Get well soon? Cards reveal mental health stigma

Health News from the United Kingdom (UK).

Researchers from the University of Sheffield have discovered a trend in Sheffield hospital wards which highlights the stigma attached to mental illness. The study reveals that patients on psychiatric wards receive significantly fewer greetings cards than other patients.

The report, written by Professor Sean Spence and Dr Sudheer Lankappa, from the University of Sheffield´s Department of Academic Clinical Psychiatry, surveyed cards on the wards of Sheffield´s Northern General and Royal Hallamshire Hospitals as well as all the wards in the local psychiatric trust. They found that in total there were less cards on psychiatric wards, and also that each patient on those wards tended to receive fewer cards than other patients.

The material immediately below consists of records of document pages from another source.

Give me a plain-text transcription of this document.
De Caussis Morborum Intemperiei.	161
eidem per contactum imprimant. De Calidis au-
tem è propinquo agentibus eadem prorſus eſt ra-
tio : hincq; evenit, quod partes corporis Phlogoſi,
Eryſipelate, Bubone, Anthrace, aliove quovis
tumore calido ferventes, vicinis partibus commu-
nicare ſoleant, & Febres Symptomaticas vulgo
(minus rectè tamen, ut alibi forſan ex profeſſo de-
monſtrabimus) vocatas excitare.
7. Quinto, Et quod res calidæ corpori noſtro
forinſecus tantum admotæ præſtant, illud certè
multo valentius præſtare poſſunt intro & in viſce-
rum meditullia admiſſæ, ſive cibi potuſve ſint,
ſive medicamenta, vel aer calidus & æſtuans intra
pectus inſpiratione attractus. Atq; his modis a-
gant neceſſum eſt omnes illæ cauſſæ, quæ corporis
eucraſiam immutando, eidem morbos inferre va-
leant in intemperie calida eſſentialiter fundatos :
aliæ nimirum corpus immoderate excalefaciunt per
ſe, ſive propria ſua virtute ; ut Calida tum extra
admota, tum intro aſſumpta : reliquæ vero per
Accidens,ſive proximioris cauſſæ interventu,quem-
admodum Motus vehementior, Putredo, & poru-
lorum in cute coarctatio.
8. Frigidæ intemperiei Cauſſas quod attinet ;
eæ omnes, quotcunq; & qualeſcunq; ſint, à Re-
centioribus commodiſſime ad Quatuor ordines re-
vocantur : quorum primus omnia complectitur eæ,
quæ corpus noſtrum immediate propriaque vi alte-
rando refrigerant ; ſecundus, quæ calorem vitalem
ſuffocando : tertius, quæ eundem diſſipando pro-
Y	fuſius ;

The authors argued that the notable absence of greetings cards wishing patients well could be due to a number of reasons including the isolation of psychiatric patients and `self-stigmatisation´ by patients who are ashamed by their illness and may fear loss of employment. They also suggested that friends and family may regard it as unlikely that psychiatric patients will make a recovery, or that in the case of mental illness, such proactive messages as `get well soon´ may feel contentious and provocative.

Professor Spence said:

" Our findings clearly expose the stigma attached to mental illness and psychiatric disorders. Every card denotes a sequence of actions: card selection, writing the message, delivering the card. The notion that such actions occur less often with psychiatric patients provides an insight into the way our patients are treated by others.

_ Despite a strong emphasis on integration and the reduction of stigma, following their admission to hospital, psychiatric patients are indeed treated differently to others, and this treatment implicates those who are closest to them."